Negli ultimi tre anni il Laboratorio di storia di Rovereto ha raccolto diecimila documenti, di cui l'80% fotografie, sui profughi e gli internati trentini. I nuovi progetti]
[Talvolta sono gli stessi diari che fungono da didascalia alle foto, che altrimenti sarebbero mute]
A cent'anni di distanza è ancora innumerevole la documentazione sconosciuta sulla prima Guerra mondiale, nuovi racconti, nuovi orrori, quasi a mostrare il pozzo senza fondo dei conflitti bellici. Negli ultimi tre anni il Laboratorio di storia di Rovereto ha raccolto diecimila documenti, di cui l'80% fotografie, sui profughi e gli internati trentini.

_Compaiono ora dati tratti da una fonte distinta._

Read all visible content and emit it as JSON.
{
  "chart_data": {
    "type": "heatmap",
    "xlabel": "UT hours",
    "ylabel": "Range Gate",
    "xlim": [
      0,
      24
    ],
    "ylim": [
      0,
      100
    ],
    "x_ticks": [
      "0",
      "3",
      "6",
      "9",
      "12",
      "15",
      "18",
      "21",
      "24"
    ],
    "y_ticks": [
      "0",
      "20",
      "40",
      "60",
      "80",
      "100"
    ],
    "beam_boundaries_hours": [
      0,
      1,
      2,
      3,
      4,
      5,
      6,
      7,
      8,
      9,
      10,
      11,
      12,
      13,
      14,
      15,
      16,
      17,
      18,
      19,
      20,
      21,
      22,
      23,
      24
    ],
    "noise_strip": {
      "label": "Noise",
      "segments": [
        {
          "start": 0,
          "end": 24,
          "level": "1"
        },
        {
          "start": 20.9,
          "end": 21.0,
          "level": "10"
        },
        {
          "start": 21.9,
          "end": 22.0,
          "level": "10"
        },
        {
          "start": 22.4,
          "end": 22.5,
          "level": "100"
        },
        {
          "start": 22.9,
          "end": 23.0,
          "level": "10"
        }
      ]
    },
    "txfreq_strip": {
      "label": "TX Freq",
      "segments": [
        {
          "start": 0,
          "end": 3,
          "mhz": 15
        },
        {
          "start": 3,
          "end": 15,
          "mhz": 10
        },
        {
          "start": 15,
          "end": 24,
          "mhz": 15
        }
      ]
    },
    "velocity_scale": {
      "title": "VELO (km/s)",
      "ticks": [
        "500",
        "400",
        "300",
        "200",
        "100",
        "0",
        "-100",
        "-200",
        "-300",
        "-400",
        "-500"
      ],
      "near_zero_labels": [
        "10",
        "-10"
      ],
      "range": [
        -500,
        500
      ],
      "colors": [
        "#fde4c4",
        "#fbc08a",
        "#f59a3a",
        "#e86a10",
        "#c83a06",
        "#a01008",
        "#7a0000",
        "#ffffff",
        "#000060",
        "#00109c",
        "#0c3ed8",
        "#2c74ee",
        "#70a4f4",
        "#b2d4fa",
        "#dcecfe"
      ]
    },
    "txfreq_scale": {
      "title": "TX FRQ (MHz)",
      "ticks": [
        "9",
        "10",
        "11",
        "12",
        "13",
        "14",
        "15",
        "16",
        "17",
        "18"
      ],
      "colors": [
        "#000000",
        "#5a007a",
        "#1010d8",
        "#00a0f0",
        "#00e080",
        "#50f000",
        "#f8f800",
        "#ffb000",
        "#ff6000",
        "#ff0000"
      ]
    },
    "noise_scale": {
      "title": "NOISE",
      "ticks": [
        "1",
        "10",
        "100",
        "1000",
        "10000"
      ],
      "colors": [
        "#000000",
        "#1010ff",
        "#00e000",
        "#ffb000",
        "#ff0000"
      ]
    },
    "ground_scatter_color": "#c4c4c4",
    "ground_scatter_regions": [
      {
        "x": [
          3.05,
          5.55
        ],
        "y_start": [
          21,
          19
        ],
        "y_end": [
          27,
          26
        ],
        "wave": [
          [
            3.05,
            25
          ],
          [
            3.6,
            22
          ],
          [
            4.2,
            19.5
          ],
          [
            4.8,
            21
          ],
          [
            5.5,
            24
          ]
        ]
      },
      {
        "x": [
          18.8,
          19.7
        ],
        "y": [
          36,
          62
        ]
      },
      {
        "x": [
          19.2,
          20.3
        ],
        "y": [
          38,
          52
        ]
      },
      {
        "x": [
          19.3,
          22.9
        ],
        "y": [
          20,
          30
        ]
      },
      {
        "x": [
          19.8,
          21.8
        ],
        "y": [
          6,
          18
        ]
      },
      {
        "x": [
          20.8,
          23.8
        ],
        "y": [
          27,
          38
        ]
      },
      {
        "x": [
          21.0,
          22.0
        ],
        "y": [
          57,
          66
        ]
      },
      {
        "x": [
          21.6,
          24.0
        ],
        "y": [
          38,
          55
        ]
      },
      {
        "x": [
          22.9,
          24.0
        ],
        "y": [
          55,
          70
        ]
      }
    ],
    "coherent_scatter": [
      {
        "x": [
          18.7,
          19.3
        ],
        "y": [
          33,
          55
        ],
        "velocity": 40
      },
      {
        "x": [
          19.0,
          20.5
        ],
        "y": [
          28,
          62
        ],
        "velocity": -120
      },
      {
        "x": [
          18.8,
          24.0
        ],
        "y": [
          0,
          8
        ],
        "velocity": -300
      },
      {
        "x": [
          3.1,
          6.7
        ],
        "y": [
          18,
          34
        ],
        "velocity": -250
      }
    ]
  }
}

L'indagine ha permesso di delineare più in dettaglio la mappa della distribuzione della popolazione civile in tutta Italia fino alla Sicilia e nelle più remote province dell'Impero, dal Tirolo alla Boemia e Moravia (nell'attuale Repubblica Ceca) e nell'area di Gorizia. Tremila fotografie giungono da Rovereto, altre duemila dalla Vallagarina, 1.500 dalla Valsugana, altrettante da Trento e poi da altre parti.
Molte immagini dalla Boemia sono inedite, recuperate grazie al meticoloso lavoro di una preziosa collaboratrice del laboratorio di madrelingua ceca, Tania Vaclavikova. Ritraggono bambini, donne, famiglie, campi di concentramento, il lavoro quotidiano, gli ospedali, le scuole, le cerimonie religiose. E poi diari, lettere, cartoline, circolari, disegni, accuratamente classificati in forma digitale, e selezionati in vista della pubblicazione nel 2015 di un'opera in due volumi: uno di carattere fotografico-memorialistico, sulla scia de “Il popolo scomparso”, e l'altro dello storico Paolo Malni sulla situazione dei profughi goriziani.
“Sarà un'ampia sintesi”, ha detto Malni all'incontro di carattere informativo ed organizzativo, che ha concluso la fase di ricerca, tenutosi sabato 27 settembre al Museo della guerra di Rovereto. Il materiale è consultabile presso il Laboratorio di storia. Erano presenti anche lo storico Diego Leoni, Caterina De Meio, che ha letto e trascritto i diari, e Franco Filippini, che ha esaminato le foto.
Talvolta sono gli stessi diari che fungono da didascalia alle foto, che altrimenti sarebbero mute. Poche righe, datate 28 aprile 1917, lette da Filippini, dal diario di una maestra trentina, Filomena Boccher, scritto nel campo di Mitterndorf, si commentano da sè: “Stamattina mentre stavo rosicchiando una fetta di pagnotta, udii che si suonava la banda. Aprii la finestra e vidi un gruppo di suonatori cui seguivano otto bambine vestite di bianco […] e poi venivano lentamente sei strane coppie, il barone, l'ingegnere, un ufficiale, ciascuno dei quali teneva a braccetto una vecchierella vestita di nero con una ghirlanda di fiori gialli in capo. Quelle tre donne chi potevano essere? Mestissimo il viso, bianchi i capelli, lentissimo il passo. Sembravano tre fantasmi usciti da una tomba a vedere che si facesse sulla terra, a dire che anche i morti fremono e piangono per il sangue che la dilaga. E dietro di esse venivano tre uomini vecchi e scheletriti […
erano i mariti delle tre vecchierelle. Erano tre coppie che facevano le nozze d'oro. Io piansi e gridai al Cielo 'Cessi la commedia atroce!'”.